Yes. I mean obviously I have a lot of experience in divestitures also, given some of the things that I've been associated with. I feel like it's very hard for small companies to get smaller immediately. So again, just like I don't think we'd rush into deploying capital, I don't think we're going to rush into any decisions about removal of businesses. The more interesting opportunities are exactly what you said, which are what other categories, niche categories are out there for us to look at over time. And I would say, I think there are absolutely categories that may not be the ones we're in today, but its something where our core skills around manufacturing and design, et cetera, play an important role. I'd rather get not be very clear on that. I think some of those could be very unique to us. But there's definitely ones out there at sizes that make sense for a company like ours.
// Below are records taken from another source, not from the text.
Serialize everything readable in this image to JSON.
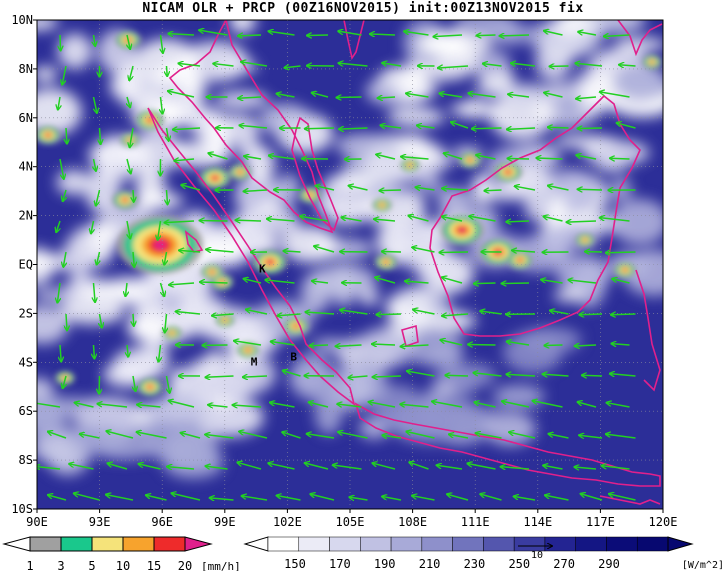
{
  "title": "NICAM OLR + PRCP (00Z16NOV2015) init:00Z13NOV2015 fix",
  "map": {
    "lon_min": 90,
    "lon_max": 120,
    "lat_min": -10,
    "lat_max": 10,
    "lat_labels": [
      "10N",
      "8N",
      "6N",
      "4N",
      "2N",
      "EQ",
      "2S",
      "4S",
      "6S",
      "8S",
      "10S"
    ],
    "lon_labels": [
      "90E",
      "93E",
      "96E",
      "99E",
      "102E",
      "105E",
      "108E",
      "111E",
      "114E",
      "117E",
      "120E"
    ],
    "markers": [
      {
        "label": "K",
        "lon": 100.8,
        "lat": -0.2
      },
      {
        "label": "M",
        "lon": 100.4,
        "lat": -4.0
      },
      {
        "label": "B",
        "lon": 102.3,
        "lat": -3.8
      }
    ],
    "vector_reference": "10"
  },
  "precip_colorbar": {
    "labels": [
      "1",
      "3",
      "5",
      "10",
      "15",
      "20"
    ],
    "unit": "[mm/h]",
    "colors": [
      "#a0a0a0",
      "#1ac88c",
      "#f5e37a",
      "#f7a32d",
      "#ee2b2b",
      "#e0208c"
    ]
  },
  "olr_colorbar": {
    "labels": [
      "150",
      "170",
      "190",
      "210",
      "230",
      "250",
      "270",
      "290"
    ],
    "unit": "[W/m^2]",
    "colors": [
      "#ffffff",
      "#ebebf6",
      "#d7d8ee",
      "#c0c1e3",
      "#a8aad8",
      "#8e90cb",
      "#7174bd",
      "#5456ae",
      "#3a3ca0",
      "#232492",
      "#141684",
      "#0b0c78",
      "#070870"
    ]
  },
  "colors": {
    "coastline": "#e0208c",
    "wind_vector": "#22d022",
    "background_olr": "#2a2c96"
  }
}
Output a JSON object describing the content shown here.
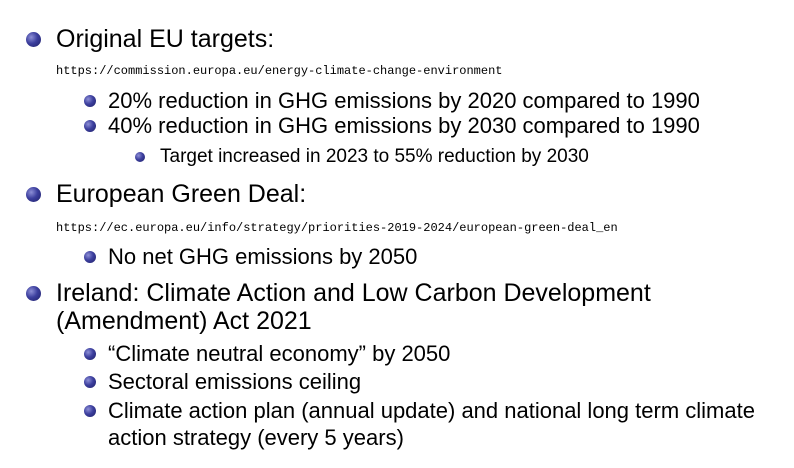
{
  "items": [
    {
      "text": "Original EU targets:",
      "url": "https://commission.europa.eu/energy-climate-change-environment",
      "subitems": [
        {
          "text": "20% reduction in GHG emissions by 2020 compared to 1990"
        },
        {
          "text": "40% reduction in GHG emissions by 2030 compared to 1990",
          "subitems": [
            {
              "text": "Target increased in 2023 to 55% reduction by 2030"
            }
          ]
        }
      ]
    },
    {
      "text": "European Green Deal:",
      "url": "https://ec.europa.eu/info/strategy/priorities-2019-2024/european-green-deal_en",
      "subitems": [
        {
          "text": "No net GHG emissions by 2050"
        }
      ]
    },
    {
      "text_line1": "Ireland: Climate Action and Low Carbon Development",
      "text_line2": "(Amendment) Act 2021",
      "subitems": [
        {
          "text": "“Climate neutral economy” by 2050"
        },
        {
          "text": "Sectoral emissions ceiling"
        },
        {
          "text_line1": "Climate action plan (annual update) and national long term climate",
          "text_line2": "action strategy (every 5 years)"
        }
      ]
    }
  ]
}
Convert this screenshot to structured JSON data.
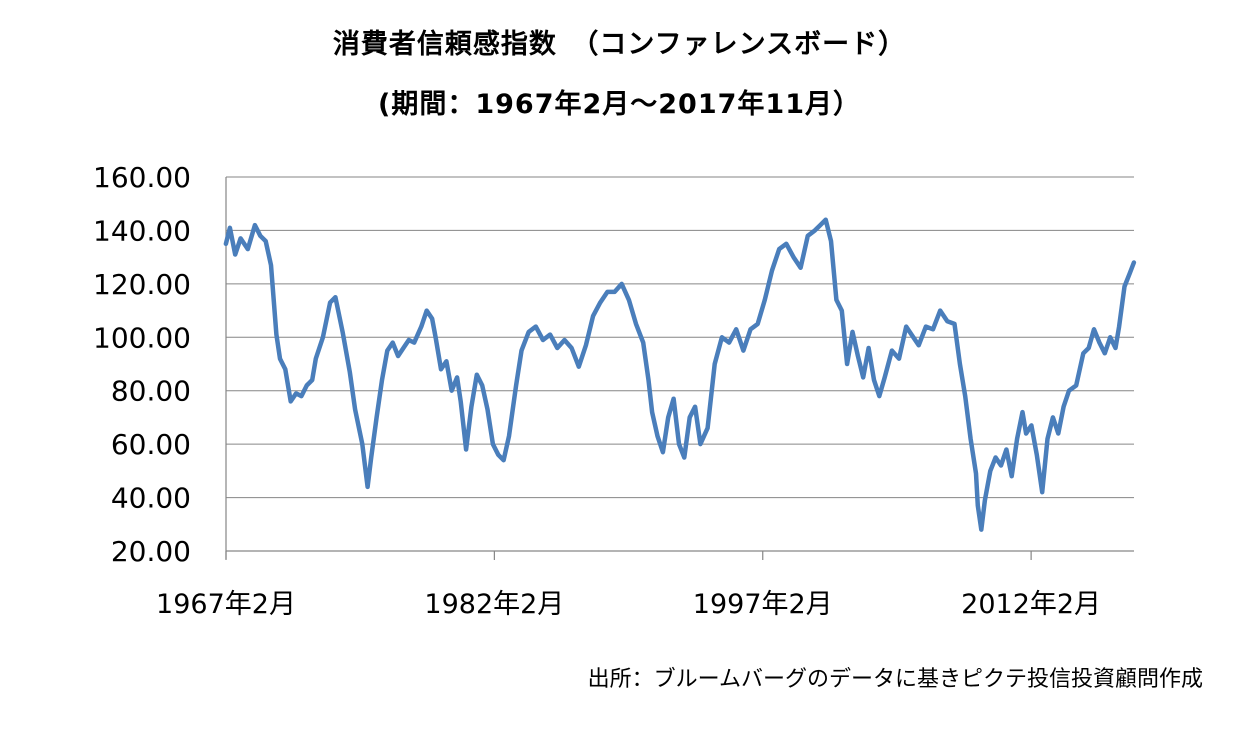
{
  "title": "消費者信頼感指数　（コンファレンスボード）",
  "subtitle": "(期間：1967年2月～2017年11月）",
  "source": "出所：ブルームバーグのデータに基きピクテ投信投資顧問作成",
  "colors": {
    "line": "#4A7EBB",
    "grid": "#868686",
    "axis": "#868686"
  },
  "chart_data": {
    "type": "line",
    "title": "消費者信頼感指数　（コンファレンスボード）",
    "subtitle": "(期間：1967年2月～2017年11月）",
    "xlabel": "",
    "ylabel": "",
    "ylim": [
      20,
      160
    ],
    "yticks": [
      "20.00",
      "40.00",
      "60.00",
      "80.00",
      "100.00",
      "120.00",
      "140.00",
      "160.00"
    ],
    "xlim": [
      1967.083,
      2017.833
    ],
    "xtick_positions": [
      1967.083,
      1982.083,
      1997.083,
      2012.083
    ],
    "xtick_labels": [
      "1967年2月",
      "1982年2月",
      "1997年2月",
      "2012年2月"
    ],
    "grid": "horizontal",
    "legend": "none",
    "x": [
      1967.08,
      1967.3,
      1967.6,
      1967.9,
      1968.3,
      1968.7,
      1969.0,
      1969.3,
      1969.6,
      1969.9,
      1970.1,
      1970.4,
      1970.7,
      1971.0,
      1971.3,
      1971.6,
      1971.9,
      1972.1,
      1972.5,
      1972.9,
      1973.2,
      1973.6,
      1974.0,
      1974.3,
      1974.7,
      1975.0,
      1975.2,
      1975.5,
      1975.8,
      1976.1,
      1976.4,
      1976.7,
      1977.0,
      1977.3,
      1977.6,
      1978.0,
      1978.3,
      1978.6,
      1978.8,
      1979.1,
      1979.4,
      1979.7,
      1980.0,
      1980.2,
      1980.5,
      1980.8,
      1981.1,
      1981.4,
      1981.7,
      1982.0,
      1982.3,
      1982.6,
      1982.9,
      1983.3,
      1983.6,
      1984.0,
      1984.4,
      1984.8,
      1985.2,
      1985.6,
      1986.0,
      1986.4,
      1986.8,
      1987.2,
      1987.6,
      1988.0,
      1988.4,
      1988.8,
      1989.2,
      1989.6,
      1990.0,
      1990.4,
      1990.7,
      1990.9,
      1991.2,
      1991.5,
      1991.8,
      1992.1,
      1992.4,
      1992.7,
      1993.0,
      1993.3,
      1993.6,
      1994.0,
      1994.4,
      1994.8,
      1995.2,
      1995.6,
      1996.0,
      1996.4,
      1996.8,
      1997.2,
      1997.6,
      1998.0,
      1998.4,
      1998.8,
      1999.2,
      1999.6,
      2000.0,
      2000.3,
      2000.6,
      2000.9,
      2001.2,
      2001.5,
      2001.8,
      2002.1,
      2002.4,
      2002.7,
      2003.0,
      2003.3,
      2003.6,
      2003.9,
      2004.3,
      2004.7,
      2005.1,
      2005.5,
      2005.8,
      2006.2,
      2006.6,
      2007.0,
      2007.4,
      2007.8,
      2008.1,
      2008.4,
      2008.7,
      2009.0,
      2009.1,
      2009.3,
      2009.5,
      2009.8,
      2010.1,
      2010.4,
      2010.7,
      2011.0,
      2011.3,
      2011.6,
      2011.8,
      2012.1,
      2012.4,
      2012.7,
      2013.0,
      2013.3,
      2013.6,
      2013.9,
      2014.2,
      2014.6,
      2015.0,
      2015.3,
      2015.6,
      2015.9,
      2016.2,
      2016.5,
      2016.8,
      2017.0,
      2017.3,
      2017.6,
      2017.83
    ],
    "series": [
      {
        "name": "",
        "values": [
          135,
          141,
          131,
          137,
          133,
          142,
          138,
          136,
          127,
          101,
          92,
          88,
          76,
          79,
          78,
          82,
          84,
          92,
          100,
          113,
          115,
          102,
          87,
          73,
          60,
          44,
          55,
          70,
          84,
          95,
          98,
          93,
          96,
          99,
          98,
          104,
          110,
          107,
          100,
          88,
          91,
          80,
          85,
          76,
          58,
          74,
          86,
          82,
          73,
          60,
          56,
          54,
          63,
          82,
          95,
          102,
          104,
          99,
          101,
          96,
          99,
          96,
          89,
          97,
          108,
          113,
          117,
          117,
          120,
          114,
          105,
          98,
          84,
          72,
          63,
          57,
          70,
          77,
          60,
          55,
          70,
          74,
          60,
          66,
          90,
          100,
          98,
          103,
          95,
          103,
          105,
          114,
          125,
          133,
          135,
          130,
          126,
          138,
          140,
          142,
          144,
          136,
          114,
          110,
          90,
          102,
          93,
          85,
          96,
          84,
          78,
          85,
          95,
          92,
          104,
          100,
          97,
          104,
          103,
          110,
          106,
          105,
          90,
          78,
          62,
          49,
          37,
          28,
          39,
          50,
          55,
          52,
          58,
          48,
          62,
          72,
          64,
          67,
          56,
          42,
          62,
          70,
          64,
          74,
          80,
          82,
          94,
          96,
          103,
          98,
          94,
          100,
          96,
          104,
          119,
          124,
          128
        ]
      }
    ]
  }
}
L. Mitra Ramgopal - Sidoti & Company, LLC: And finally, as it relates to sort of distribution channels, is there also room for diversification, say beyond Hospira, so to speak?

Vivek Jain

Analyst

I don't think I have any opinion on that yet. After 5 days, I need to get through really looking at where all the business has held and the shape of the business before I would comment on that today.

Operator

Operator

That conclude our Q&A session. I'd now like to turn it back over to Scott Lamb for closing remarks.

Scott E. Lamb

Analyst

Okay. Well, thank you, everyone, for participating in today's call. And we look forward to updating you on our 2014 progress on our first quarter call in April. Thank you.

Vivek Jain

Analyst

Thanks, folks.

Operator

Operator

Ladies and gentlemen, that does conclude today's conference. Thank you for your attendance. You may now disconnect. Have a great day.